A Flexible Framework for Incorporating Patient Preferences Into Q-Learning
This work addresses a domain-specific problem for healthcare by enabling personalized treatment decisions with multiple outcomes, representing an incremental improvement over existing methods.
The authors tackled the problem of optimizing multivariate outcomes like treatment efficacy and side effects in dynamic treatment regimes by proposing Latent Utility Q-Learning (LUQ-Learning), which adapts Q-learning to incorporate patient preferences and achieves competitive performance in simulations for low back pain and schizophrenia trials.

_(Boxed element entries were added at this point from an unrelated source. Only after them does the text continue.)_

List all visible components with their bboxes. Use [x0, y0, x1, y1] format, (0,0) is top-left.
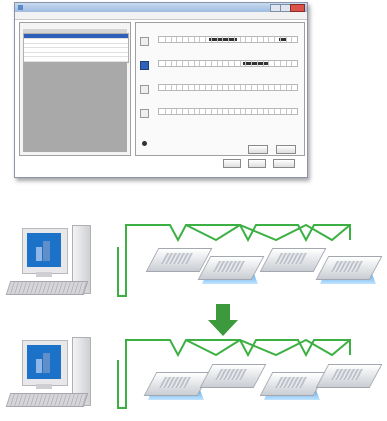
monitor: [22, 340, 68, 386]
ceiling-cassette-ac-icon: [315, 360, 383, 390]
ceiling-cassette-ac-icon: [259, 368, 327, 400]
monitor-stand: [36, 384, 52, 389]
monitor: [22, 228, 68, 274]
ceiling-cassette-ac-icon: [259, 244, 327, 274]
ceiling-cassette-ac-icon: [199, 360, 267, 390]
network-line: [185, 223, 351, 242]
monitor-screen: [27, 345, 61, 379]
keyboard: [5, 393, 89, 407]
ceiling-cassette-ac-icon: [315, 252, 383, 284]
monitor-stand: [36, 272, 52, 277]
network-line: [185, 338, 351, 357]
keyboard: [5, 281, 89, 295]
computer-icon: [5, 337, 94, 412]
ceiling-cassette-ac-icon: [143, 368, 211, 400]
monitor-screen: [27, 233, 61, 267]
ceiling-cassette-ac-icon: [145, 244, 213, 274]
ceiling-cassette-ac-icon: [197, 252, 265, 284]
down-arrow-icon: [208, 304, 238, 336]
computer-icon: [5, 225, 94, 300]
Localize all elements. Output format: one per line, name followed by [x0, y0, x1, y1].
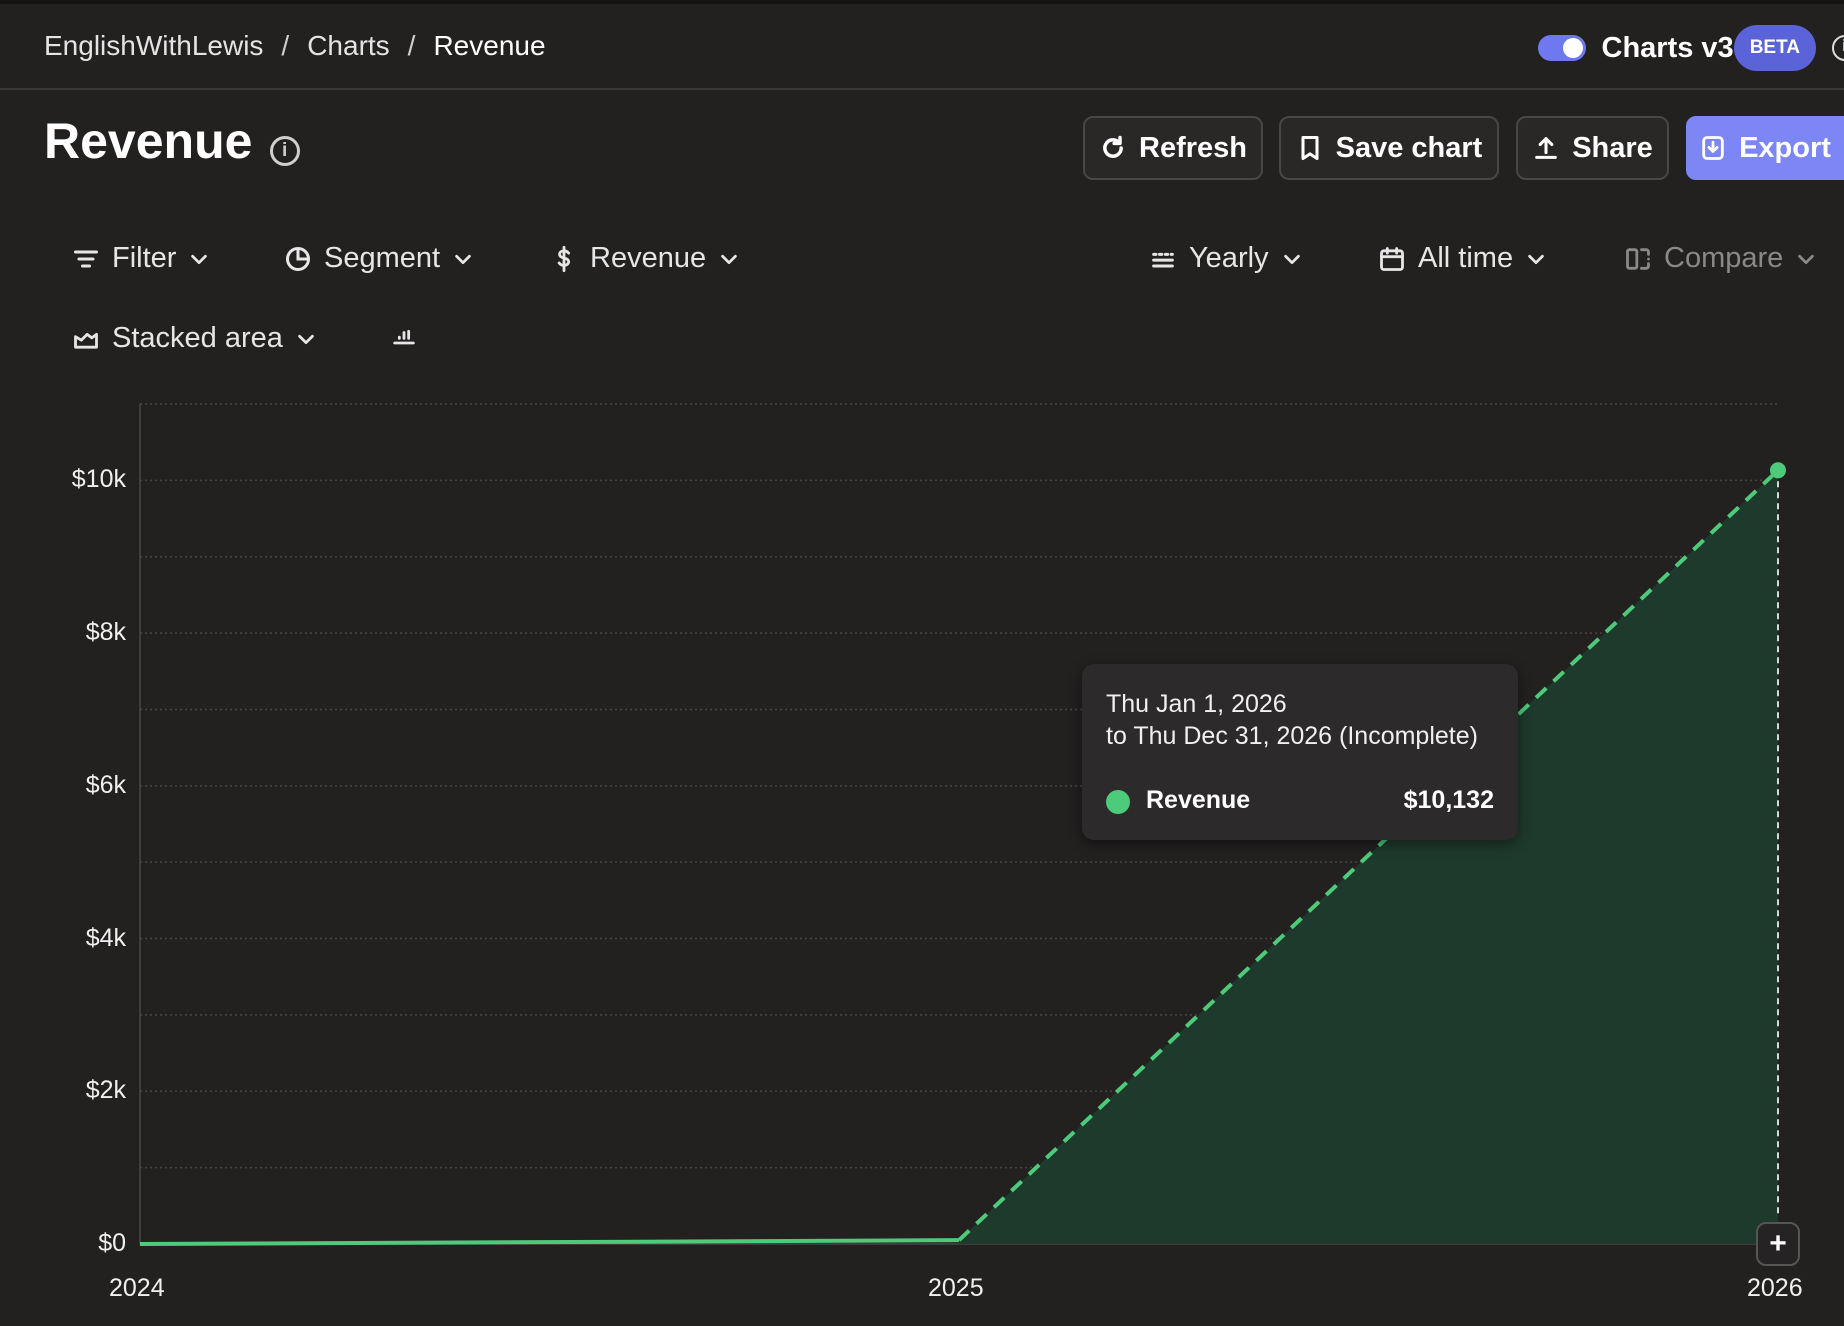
y-tick-label: $6k	[85, 770, 126, 799]
chevron-down-icon	[1798, 254, 1815, 264]
area-chart-icon	[74, 332, 98, 349]
filter-dropdown[interactable]: Filter	[72, 242, 210, 275]
compare-label: Compare	[1664, 242, 1784, 274]
chevron-down-icon	[455, 254, 471, 264]
revenue-chart[interactable]	[0, 380, 1844, 1326]
upload-icon	[1535, 137, 1558, 159]
charts-v3-toggle[interactable]	[1537, 35, 1586, 61]
calendar-icon	[1380, 246, 1404, 271]
filter-label: Filter	[112, 242, 177, 274]
x-tick-label: 2026	[1747, 1274, 1803, 1302]
breadcrumb: EnglishWithLewis / Charts / Revenue	[44, 30, 546, 62]
segment-dropdown[interactable]: Segment	[284, 242, 474, 275]
breadcrumb-separator: /	[281, 30, 290, 61]
dollar-icon	[557, 245, 571, 272]
share-button[interactable]: Share	[1516, 116, 1669, 180]
breadcrumb-separator: /	[407, 30, 416, 61]
y-tick-label: $8k	[85, 618, 126, 647]
top-bar: EnglishWithLewis / Charts / Revenue Charts v…	[0, 4, 1844, 90]
tooltip-series-name: Revenue	[1146, 786, 1251, 814]
chart-options-icon	[393, 329, 415, 345]
chevron-down-icon	[721, 254, 737, 264]
save-chart-label: Save chart	[1335, 131, 1483, 164]
share-label: Share	[1572, 131, 1653, 164]
beta-badge: BETA	[1733, 25, 1816, 71]
metric-dropdown[interactable]: Revenue	[550, 242, 740, 275]
compare-icon	[1626, 247, 1650, 270]
interval-dropdown[interactable]: Yearly	[1149, 242, 1303, 275]
breadcrumb-charts[interactable]: Charts	[307, 30, 389, 61]
y-tick-label: $0	[98, 1229, 126, 1257]
series-color-dot	[1106, 790, 1130, 814]
x-tick-label: 2025	[928, 1274, 984, 1302]
export-icon	[1702, 136, 1724, 160]
bookmark-icon	[1301, 135, 1319, 161]
y-tick-label: $2k	[85, 1076, 126, 1105]
save-chart-button[interactable]: Save chart	[1279, 116, 1499, 180]
chevron-down-icon	[191, 254, 208, 264]
interval-icon	[1152, 252, 1174, 268]
chart-type-label: Stacked area	[112, 322, 283, 354]
filter-icon	[73, 249, 99, 268]
refresh-icon	[1103, 135, 1123, 158]
charts-v3-label: Charts v3	[1601, 31, 1734, 64]
refresh-label: Refresh	[1139, 131, 1247, 164]
data-point-2026	[1770, 462, 1786, 479]
export-button[interactable]: Export	[1686, 116, 1844, 180]
add-annotation-button[interactable]: +	[1756, 1222, 1800, 1266]
export-label: Export	[1739, 131, 1831, 164]
date-range-label: All time	[1418, 242, 1514, 274]
tooltip-series-value: $10,132	[1403, 786, 1494, 814]
tooltip-date-start: Thu Jan 1, 2026	[1106, 690, 1287, 718]
page-title: Revenue	[44, 113, 253, 169]
y-tick-label: $4k	[85, 923, 126, 952]
breadcrumb-current: Revenue	[433, 30, 546, 61]
x-tick-label: 2024	[109, 1274, 165, 1302]
tooltip-date-end: to Thu Dec 31, 2026 (Incomplete)	[1106, 722, 1478, 750]
interval-label: Yearly	[1189, 242, 1269, 274]
chart-tooltip: Thu Jan 1, 2026 to Thu Dec 31, 2026 (Inc…	[1082, 664, 1518, 840]
breadcrumb-project[interactable]: EnglishWithLewis	[44, 30, 263, 61]
chevron-down-icon	[1283, 254, 1300, 264]
metric-label: Revenue	[590, 242, 707, 274]
segment-label: Segment	[324, 242, 441, 274]
chart-options-button[interactable]	[390, 322, 418, 350]
info-icon[interactable]	[1832, 35, 1844, 61]
refresh-button[interactable]: Refresh	[1083, 116, 1263, 180]
chevron-down-icon	[1528, 254, 1544, 264]
chevron-down-icon	[298, 334, 314, 344]
title-info-icon[interactable]	[270, 136, 300, 166]
date-range-dropdown[interactable]: All time	[1378, 242, 1547, 275]
charts-v3-toggle-group: Charts v3 BETA	[1537, 24, 1844, 72]
chart-type-dropdown[interactable]: Stacked area	[72, 322, 317, 355]
compare-dropdown[interactable]: Compare	[1624, 242, 1817, 275]
pie-icon	[285, 246, 311, 271]
y-tick-label: $10k	[71, 465, 126, 494]
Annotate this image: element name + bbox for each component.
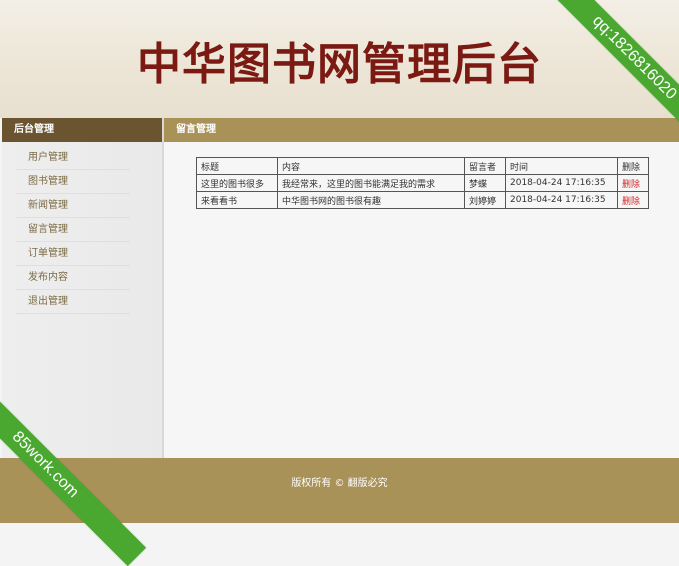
col-delete: 删除	[617, 157, 649, 175]
sidebar-title: 后台管理	[2, 118, 162, 142]
main-content: 标题 内容 留言者 时间 删除 这里的图书很多 我经常来，这里的图书能满足我的需…	[164, 142, 679, 458]
main-title: 留言管理	[164, 118, 679, 142]
cell-content: 我经常来，这里的图书能满足我的需求	[277, 174, 465, 192]
sidebar: 后台管理 用户管理 图书管理 新闻管理 留言管理 订单管理 发布内容 退出管理	[2, 118, 164, 458]
site-title: 中华图书网管理后台	[137, 39, 542, 90]
table-row: 这里的图书很多 我经常来，这里的图书能满足我的需求 梦蝶 2018-04-24 …	[196, 174, 649, 192]
col-content: 内容	[277, 157, 465, 175]
col-title: 标题	[196, 157, 278, 175]
sidebar-item-news[interactable]: 新闻管理	[16, 194, 130, 218]
table-row: 来看看书 中华图书网的图书很有趣 刘婷婷 2018-04-24 17:16:35…	[196, 191, 649, 209]
cell-author: 刘婷婷	[464, 191, 506, 209]
cell-title: 来看看书	[196, 191, 278, 209]
sidebar-item-books[interactable]: 图书管理	[16, 170, 130, 194]
cell-content: 中华图书网的图书很有趣	[277, 191, 465, 209]
sidebar-item-orders[interactable]: 订单管理	[16, 242, 130, 266]
copyright-text: 版权所有 © 翻版必究	[291, 478, 388, 489]
cell-time: 2018-04-24 17:16:35	[505, 174, 618, 192]
sidebar-item-logout[interactable]: 退出管理	[16, 290, 130, 314]
cell-title: 这里的图书很多	[196, 174, 278, 192]
cell-author: 梦蝶	[464, 174, 506, 192]
sidebar-item-publish[interactable]: 发布内容	[16, 266, 130, 290]
sidebar-item-users[interactable]: 用户管理	[16, 146, 130, 170]
col-author: 留言者	[464, 157, 506, 175]
delete-link[interactable]: 删除	[617, 174, 649, 192]
col-time: 时间	[505, 157, 618, 175]
table-header-row: 标题 内容 留言者 时间 删除	[196, 157, 649, 175]
cell-time: 2018-04-24 17:16:35	[505, 191, 618, 209]
sidebar-menu: 用户管理 图书管理 新闻管理 留言管理 订单管理 发布内容 退出管理	[16, 146, 130, 314]
delete-link[interactable]: 删除	[617, 191, 649, 209]
messages-table: 标题 内容 留言者 时间 删除 这里的图书很多 我经常来，这里的图书能满足我的需…	[196, 157, 649, 209]
sidebar-item-messages[interactable]: 留言管理	[16, 218, 130, 242]
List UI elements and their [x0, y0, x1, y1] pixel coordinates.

In real-world healthcare settings, treatment decisions often involve optimizing for multivariate outcomes such as treatment efficacy and severity of side effects based on individual preferences. However, existing statistical methods for estimating dynamic treatment regimes (DTRs) usually assume a univariate outcome, and the few methods that deal with composite outcomes suffer from limitations such as restrictions to a single time point and limited theoretical guarantees. To address these limitations, we propose Latent Utility Q-Learning (LUQ-Learning), a latent model approach that adapts Q-learning to tackle the aforementioned difficulties. Our framework allows for an arbitrary finite number of decision points and outcomes, incorporates personal preferences, and achieves asymptotic performance guarantees with realistic assumptions. We conduct simulation experiments based on an ongoing trial for low back pain as well as a well-known trial for schizophrenia. In both settings, LUQ-Learning achieves highly competitive performance compared to alternative baselines.